Peki şimdiki hedef neresi olabilir? Rusya’nın gücünü gösterebileceği, Putin’in iktidar sürecini uzatabileceği fetih nerede gerçekleşebilir? Rus dünyasının, Ortodoks Hristiyanlığın ve Slav ırkının birleştiği yer deyince elbette insanın aklına Balkanlar geliyor. Balkanlar ve Rusya’nın daimi dostu Sırbistan.

Balkanlar’ın Kafkaslar için önemi nedir deyince yukarıda bahsettiğimiz şu detayı unutmamakta fayda var, Rusya ve Gürcistan arasında Ağustos 2008’de çıkan Güney Osetya Savaşı, Kosova’nın Batı tarafından desteklenen bağımsızlığına Putin’in bir cevabı olarak yorumlanıyor. Bu gerçek akılda tutulursa, olası bir Balkan karışıklığının Kafkaslar’da hissedilmeyeceğini iddia etmek oldukça güç.

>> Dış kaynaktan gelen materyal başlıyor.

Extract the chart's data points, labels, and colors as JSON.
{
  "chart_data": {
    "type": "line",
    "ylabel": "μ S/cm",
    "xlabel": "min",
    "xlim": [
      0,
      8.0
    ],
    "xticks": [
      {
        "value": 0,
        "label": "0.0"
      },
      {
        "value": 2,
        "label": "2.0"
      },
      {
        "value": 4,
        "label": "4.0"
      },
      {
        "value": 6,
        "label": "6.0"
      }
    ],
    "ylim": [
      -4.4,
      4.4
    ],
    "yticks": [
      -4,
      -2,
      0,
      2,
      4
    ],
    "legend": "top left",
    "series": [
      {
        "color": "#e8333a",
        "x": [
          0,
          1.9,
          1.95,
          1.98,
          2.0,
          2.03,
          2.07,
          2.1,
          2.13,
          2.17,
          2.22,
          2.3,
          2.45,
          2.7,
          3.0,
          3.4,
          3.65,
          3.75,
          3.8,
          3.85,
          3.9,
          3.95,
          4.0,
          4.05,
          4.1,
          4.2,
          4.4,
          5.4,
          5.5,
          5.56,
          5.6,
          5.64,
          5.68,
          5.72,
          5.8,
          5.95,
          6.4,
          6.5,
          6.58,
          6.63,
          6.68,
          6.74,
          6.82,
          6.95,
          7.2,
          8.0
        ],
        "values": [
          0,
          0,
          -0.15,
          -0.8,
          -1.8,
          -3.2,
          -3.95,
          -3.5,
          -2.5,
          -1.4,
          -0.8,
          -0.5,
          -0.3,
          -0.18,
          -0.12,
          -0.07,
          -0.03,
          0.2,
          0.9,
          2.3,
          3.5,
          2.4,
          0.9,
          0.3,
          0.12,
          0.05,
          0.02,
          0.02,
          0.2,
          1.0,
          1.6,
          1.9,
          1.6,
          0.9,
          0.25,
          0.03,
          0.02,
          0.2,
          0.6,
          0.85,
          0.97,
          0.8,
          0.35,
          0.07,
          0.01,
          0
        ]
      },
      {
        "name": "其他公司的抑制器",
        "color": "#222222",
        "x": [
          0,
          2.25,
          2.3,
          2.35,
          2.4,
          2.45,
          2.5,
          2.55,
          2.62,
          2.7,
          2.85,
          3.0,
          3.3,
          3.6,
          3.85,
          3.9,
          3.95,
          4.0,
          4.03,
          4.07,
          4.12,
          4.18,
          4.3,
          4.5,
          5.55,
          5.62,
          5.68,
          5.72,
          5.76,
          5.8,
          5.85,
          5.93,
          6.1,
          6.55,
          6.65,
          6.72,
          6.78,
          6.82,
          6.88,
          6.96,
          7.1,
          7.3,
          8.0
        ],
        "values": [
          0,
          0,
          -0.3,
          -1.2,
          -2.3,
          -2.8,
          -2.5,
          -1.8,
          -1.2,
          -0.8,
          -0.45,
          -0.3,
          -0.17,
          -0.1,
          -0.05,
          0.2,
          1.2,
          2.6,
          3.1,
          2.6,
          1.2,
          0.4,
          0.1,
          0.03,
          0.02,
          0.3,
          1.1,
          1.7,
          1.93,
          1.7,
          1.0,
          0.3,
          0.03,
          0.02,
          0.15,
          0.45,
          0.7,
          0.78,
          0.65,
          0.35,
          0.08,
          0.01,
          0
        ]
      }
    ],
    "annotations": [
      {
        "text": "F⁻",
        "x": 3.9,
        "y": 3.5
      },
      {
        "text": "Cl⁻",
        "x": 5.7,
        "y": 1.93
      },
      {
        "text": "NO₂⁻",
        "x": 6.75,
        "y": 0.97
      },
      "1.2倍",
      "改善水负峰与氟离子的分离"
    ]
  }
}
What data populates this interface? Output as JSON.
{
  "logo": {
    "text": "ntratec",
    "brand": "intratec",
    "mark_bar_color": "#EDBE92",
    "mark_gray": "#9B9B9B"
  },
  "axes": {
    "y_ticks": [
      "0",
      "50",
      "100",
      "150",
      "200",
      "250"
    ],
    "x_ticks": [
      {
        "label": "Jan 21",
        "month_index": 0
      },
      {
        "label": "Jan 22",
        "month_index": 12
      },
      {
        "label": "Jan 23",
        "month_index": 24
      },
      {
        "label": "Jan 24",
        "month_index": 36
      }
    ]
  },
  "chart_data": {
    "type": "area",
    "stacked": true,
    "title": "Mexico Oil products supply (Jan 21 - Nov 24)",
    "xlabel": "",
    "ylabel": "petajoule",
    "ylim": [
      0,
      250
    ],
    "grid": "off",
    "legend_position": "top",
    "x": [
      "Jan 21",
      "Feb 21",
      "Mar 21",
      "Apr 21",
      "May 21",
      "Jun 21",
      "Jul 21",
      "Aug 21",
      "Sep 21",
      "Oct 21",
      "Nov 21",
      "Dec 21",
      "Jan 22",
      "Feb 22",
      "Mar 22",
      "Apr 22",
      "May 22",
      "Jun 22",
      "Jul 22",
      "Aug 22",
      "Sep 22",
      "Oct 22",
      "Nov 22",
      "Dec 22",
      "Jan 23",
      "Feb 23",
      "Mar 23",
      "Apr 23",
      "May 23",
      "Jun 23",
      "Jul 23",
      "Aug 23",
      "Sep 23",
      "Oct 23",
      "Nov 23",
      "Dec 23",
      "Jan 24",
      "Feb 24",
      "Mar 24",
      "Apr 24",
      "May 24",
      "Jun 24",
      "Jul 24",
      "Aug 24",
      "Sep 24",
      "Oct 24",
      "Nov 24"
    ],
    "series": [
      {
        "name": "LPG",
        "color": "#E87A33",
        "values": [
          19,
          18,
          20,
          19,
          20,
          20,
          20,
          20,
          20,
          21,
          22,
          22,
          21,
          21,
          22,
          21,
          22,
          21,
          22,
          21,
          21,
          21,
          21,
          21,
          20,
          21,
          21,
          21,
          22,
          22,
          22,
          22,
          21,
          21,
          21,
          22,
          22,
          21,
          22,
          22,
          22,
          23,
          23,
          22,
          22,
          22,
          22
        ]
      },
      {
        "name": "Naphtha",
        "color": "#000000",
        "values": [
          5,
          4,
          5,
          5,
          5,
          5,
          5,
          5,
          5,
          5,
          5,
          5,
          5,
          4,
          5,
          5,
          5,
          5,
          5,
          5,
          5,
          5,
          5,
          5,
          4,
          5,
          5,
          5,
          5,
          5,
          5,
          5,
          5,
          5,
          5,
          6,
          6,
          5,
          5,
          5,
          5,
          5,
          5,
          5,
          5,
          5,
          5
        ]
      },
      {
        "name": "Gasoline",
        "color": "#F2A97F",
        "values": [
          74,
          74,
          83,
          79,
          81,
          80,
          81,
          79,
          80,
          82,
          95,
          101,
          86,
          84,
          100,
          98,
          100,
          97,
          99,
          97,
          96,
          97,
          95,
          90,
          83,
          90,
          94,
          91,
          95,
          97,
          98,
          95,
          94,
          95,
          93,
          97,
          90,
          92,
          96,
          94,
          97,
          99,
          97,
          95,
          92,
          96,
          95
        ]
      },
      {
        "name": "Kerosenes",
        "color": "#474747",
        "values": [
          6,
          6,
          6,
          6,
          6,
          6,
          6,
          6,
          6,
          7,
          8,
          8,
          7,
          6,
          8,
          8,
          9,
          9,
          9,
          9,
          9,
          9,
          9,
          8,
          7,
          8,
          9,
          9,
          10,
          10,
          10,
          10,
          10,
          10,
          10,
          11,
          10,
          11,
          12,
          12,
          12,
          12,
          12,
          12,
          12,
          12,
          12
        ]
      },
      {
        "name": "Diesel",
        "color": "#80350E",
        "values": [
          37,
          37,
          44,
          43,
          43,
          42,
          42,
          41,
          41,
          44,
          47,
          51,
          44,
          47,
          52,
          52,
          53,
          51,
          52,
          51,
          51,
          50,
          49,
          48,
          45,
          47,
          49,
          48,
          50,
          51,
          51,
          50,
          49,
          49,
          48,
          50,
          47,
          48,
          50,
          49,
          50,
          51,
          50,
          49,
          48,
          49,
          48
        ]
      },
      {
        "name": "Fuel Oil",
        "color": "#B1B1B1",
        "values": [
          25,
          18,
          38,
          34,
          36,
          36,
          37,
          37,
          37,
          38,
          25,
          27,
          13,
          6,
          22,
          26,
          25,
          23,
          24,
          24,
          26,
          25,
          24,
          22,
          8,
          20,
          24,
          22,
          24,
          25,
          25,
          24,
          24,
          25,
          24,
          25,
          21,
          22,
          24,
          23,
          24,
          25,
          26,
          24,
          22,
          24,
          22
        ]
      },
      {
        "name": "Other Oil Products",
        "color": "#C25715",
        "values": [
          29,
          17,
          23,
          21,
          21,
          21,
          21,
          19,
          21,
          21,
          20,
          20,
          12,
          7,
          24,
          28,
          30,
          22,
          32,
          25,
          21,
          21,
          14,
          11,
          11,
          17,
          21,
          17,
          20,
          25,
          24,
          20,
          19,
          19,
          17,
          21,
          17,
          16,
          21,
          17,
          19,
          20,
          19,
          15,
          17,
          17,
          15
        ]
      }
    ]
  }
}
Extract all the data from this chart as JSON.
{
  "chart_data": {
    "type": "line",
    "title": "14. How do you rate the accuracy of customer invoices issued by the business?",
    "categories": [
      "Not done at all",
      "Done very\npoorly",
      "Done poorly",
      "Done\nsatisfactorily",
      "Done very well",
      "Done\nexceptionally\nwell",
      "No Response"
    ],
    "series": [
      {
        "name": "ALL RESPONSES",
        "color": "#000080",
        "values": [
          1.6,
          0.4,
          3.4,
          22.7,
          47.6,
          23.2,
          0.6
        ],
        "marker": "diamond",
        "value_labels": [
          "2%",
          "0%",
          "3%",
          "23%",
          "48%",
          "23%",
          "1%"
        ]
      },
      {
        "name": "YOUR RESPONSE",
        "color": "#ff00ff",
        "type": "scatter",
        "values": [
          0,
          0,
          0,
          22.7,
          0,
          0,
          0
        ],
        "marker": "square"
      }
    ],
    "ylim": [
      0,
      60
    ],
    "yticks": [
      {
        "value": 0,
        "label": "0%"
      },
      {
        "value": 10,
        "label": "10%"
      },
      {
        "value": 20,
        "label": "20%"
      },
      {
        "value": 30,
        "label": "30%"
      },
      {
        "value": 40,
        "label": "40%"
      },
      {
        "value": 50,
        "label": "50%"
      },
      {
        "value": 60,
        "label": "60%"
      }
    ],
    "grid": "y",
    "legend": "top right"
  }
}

Sonuç olarak, “Putin Ne İstiyor?” sorusunu bir kere daha cevap vermeye çalışırsak; Putin her devlet başkanı gibi kendi ülkesinin refahını, onu Rusya’nın başına geçirenlerin çıkarını ve kişisel menfaatini istiyor. O ne bir Petro, ne de bir Stalin; o Putin, o pragmatik bir lider. Paylaşacağı bir dünya görüşü olmayan ve pragmatizmin bayraktarlığını yapan Putin’in iktidarı ve yayılmacılığı ne kadar sürebilir? Ve onun yeni hedefi Balkanlar olabilir mi? Bu soruların cevabını ne bu kitap ne de biz verebiliriz, bunun cevabını sanırım zaman verecek.

Bu makalede yer alan görüşler yazara aittir ve Ajans Kafkas'ın editöryel politikasını yansıtmayabilir.